In PHP codes, after we made a SOAP API call and received the returned objects, how do we know what data fields are available in that object?
For example,
$remoteissue = $jirasoap->getIssue($token, "issuekey");
$summary = $remoteissue->summary;
How do we know ->summary is available in $remoteissue?
When i refer to this document (http://docs.atlassian.com/rpc-jira-plugin/latest/com/atlassian/jira/rpc/soap/beans/RemoteIssue.html), I don't see it mention any data fields in RemoteIssue. How do we know we can get key, summary, etc, from this object? How do we know it is ->summary, not ->getsummary? We need to use a web browser to open the WSDL URL?
Thanks.
This question is over one year old, but to share knowledge and provide an answer to people who have this same question and found this page, here are my findings.
The document mentioned in the question is an overview of the JiraSoapService interface. This is a good reference for what functions can be called with which arguments and what they return.
If you use Java for your Jira SoapClient the returned objects are implemented, but if you use PHP, the returned objects aren't of the type stated in this documentation and do not have any of the methods mentioned. The returned objects are instances of the internal PHP class stdClass, which is a placeholder for undefined objects. The best way to know what is returned is to use var_dump() on the objects returned from the SoapCalls.
$jirasoap = new SoapClient($jiraserver['url']);
$token = $jirasoap->login($jiraserver['username'], $jiraserver['password']);
$remoteissue = $jirasoap->getIssue($token, "PROJ-1");
var_dump($remoteissue);
/* -- You will get something like this ---
object(stdClass)#2 (21) {
["id"]=> string(3) "100"
["affectsVersions"]=> array(0) { }
["assignee"]=> string(4) "user"
...
["created"]=> string(24) "2012-12-13T09:27:49.934Z"
...
["description"]=> string(17) "issue description"
....
["key"]=> string(6) "PROJ-1"
["priority"]=> string(1) "3"
["project"]=> string(4) "PROJ"
["reporter"]=> string(4) "user"
["resolution"]=> NULL
["status"]=> string(1) "1"
["summary"]=> string(15) "Project issue 1"
["type"]=> string(1) "3"
["updated"]=> string(24) "2013-01-21T16:11:43.073Z"
["votes"]=> int(0)
}
*/
// You can access data like this:
$jiraKey = $remoteissue->key;
$jiraProject = $remoteissue->project;
The document you referred to in #2 is to a Java implementation and really doesn't give you any help with PHP. If they do not publish a public API for their service (which would be unusual), then using the WSDL as a reference will let you know what objects and methods are accepted by the service and you can plan your method calls accordingly.
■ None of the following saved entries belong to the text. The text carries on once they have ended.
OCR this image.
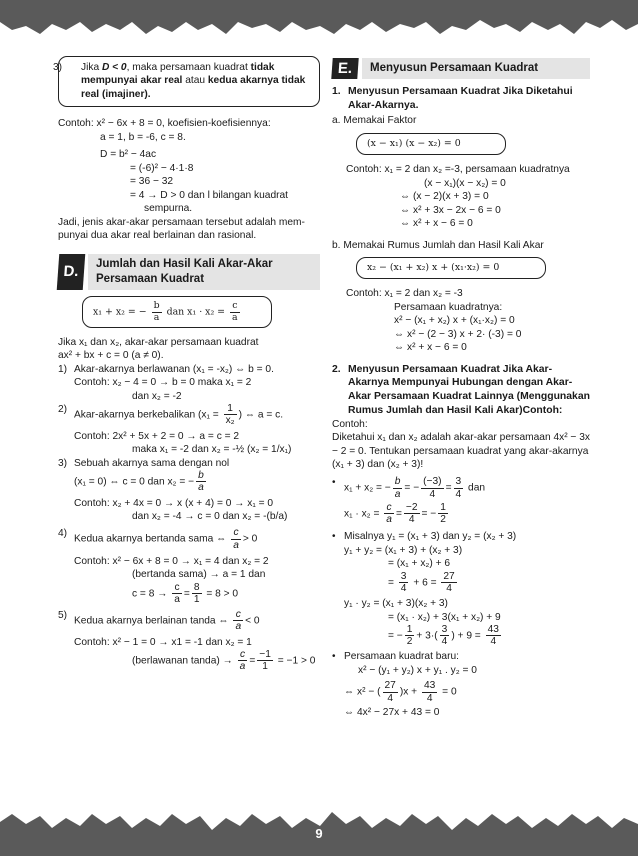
9

3) Jika D < 0, maka persamaan kuadrat tidak mempunyai akar real atau kedua akarnya tidak real (imajiner).

Contoh: x² − 6x + 8 = 0, koefisien-koefisiennya:
a = 1, b = -6, c = 8.
D = b² − 4ac
= (-6)² − 4·1·8
= 36 − 32
= 4 → D > 0 dan l bilangan kuadrat
sempurna.
Jadi, jenis akar-akar persamaan tersebut adalah mem-
punyai dua akar real berlainan dan rasional.
D.	Jumlah dan Hasil Kali Akar-Akar
Persamaan Kuadrat
x₁ + x₂ = − $\frac{b}{a}$ dan $x_1 \cdot x_2 = \frac{c}{a}$
Jika x₁ dan x₂, akar-akar persamaan kuadrat
ax² + bx + c = 0 (a ≠ 0).
1) Akar-akarnya berlawanan (x₁ = -x₂) ⇔ b = 0.
Contoh: x₂ − 4 = 0 → b = 0 maka x₁ = 2
dan x₂ = -2
2) Akar-akarnya berkebalikan ($x_1 = \frac{1}{\text{x₂}}$ ) ⇔ a = c.
Contoh: 2x² + 5x + 2 = 0 → a = c = 2
maka x₁ = -2 dan x₂ = -½ (x₂ = 1/x₁)
3) Sebuah akarnya sama dengan nol
(x₁ = 0) ⇔ c = 0 dan x₂ = − $\frac{b}{a}$
Contoh: x₂ + 4x = 0 → x (x + 4) = 0 → x₁ = 0
dan x₂ = -4 → c = 0 dan x₂ = -(b/a)
4) Kedua akarnya bertanda sama ⇔ $\frac{c}{a} > 0$
Contoh: x² − 6x + 8 = 0 → x₁ = 4 dan x₂ = 2
(bertanda sama) → a = 1 dan
$c = 8 \to \frac{c}{a} = \frac{8}{1} = 8 > 0$
5) Kedua akarnya berlainan tanda ⇔ $\frac{c}{a} < 0$
Contoh: x² − 1 = 0 → x1 = -1 dan x₂ = 1
(berlawanan tanda) → $\frac{c}{a} = \frac{-1}{1} = -1 > 0$
E.	Menyusun Persamaan Kuadrat
1. Menyusun Persamaan Kuadrat Jika Diketahui Akar-Akarnya.
a. Memakai Faktor
(x − x₁) (x − x₂) = 0
Contoh: x₁ = 2 dan x₂ =-3, persamaan kuadratnya
(x − x₁)(x − x₂) = 0
⇔ (x − 2)(x + 3) = 0
⇔ x² + 3x − 2x − 6 = 0
⇔ x² + x − 6 = 0
b. Memakai Rumus Jumlah dan Hasil Kali Akar
x₂ − (x₁ + x₂) x + (x₁·x₂) = 0
Contoh: x₁ = 2 dan x₂ = -3
Persamaan kuadratnya:
x² − (x₁ + x₂) x + (x₁·x₂) = 0
⇔ x² − (2 − 3) x + 2· (-3) = 0
⇔ x² + x − 6 = 0
2. Menyusun Persamaan Kuadrat Jika Akar-Akarnya Mempunyai Hubungan dengan Akar-Akar Persamaan Kuadrat Lainnya (Menggunakan Rumus Jumlah dan Hasil Kali Akar)Contoh:
Contoh:
Diketahui x₁ dan x₂ adalah akar-akar persamaan 4x² − 3x − 2 = 0. Tentukan persamaan kuadrat yang akar-akarnya (x₁ + 3) dan (x₂ + 3)!
• x₁ + x₂ = − $\frac{b}{a}$ = − $\frac{(-3)}{4} = \frac{3}{4}$ dan
$x_1 \cdot x_2 = \frac{c}{a} = \frac{-2}{4}$ = − $\frac{1}{2}$
• Misalnya y₁ = (x₁ + 3) dan y₂ = (x₂ + 3)
y₁ + y₂ = (x₁ + 3) + (x₂ + 3)
= (x₁ + x₂) + 6
= $\frac{3}{4} + 6 = \frac{27}{4}$
y₁ · y₂ = (x₁ + 3)(x₂ + 3)
= (x₁ · x₂) + 3(x₁ + x₂) + 9
= − $\frac{1}{2} + 3\cdot( \frac{3}{4}$ ) + $9 = \frac{43}{4}$
• Persamaan kuadrat baru:
x² − (y₁ + y₂) x + y₁ . y₂ = 0
⇔ x² − ( $\frac{27}{4} )x + \frac{43}{4} = 0$
⇔ 4x² − 27x + 43 = 0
The technique you used to call getIssue(...) seems fine, although you should consider using try...catch in case of a SoapException.
I have used Jira SOAP in .NET project and IntelliSense hinted me what fields are available for returned object.
You can use something like VS.Php for Visual Studio or Php for Visual Studio if you are using Visual Studio.
Or you can choose one of the IDEs from here with support of IntelliSense.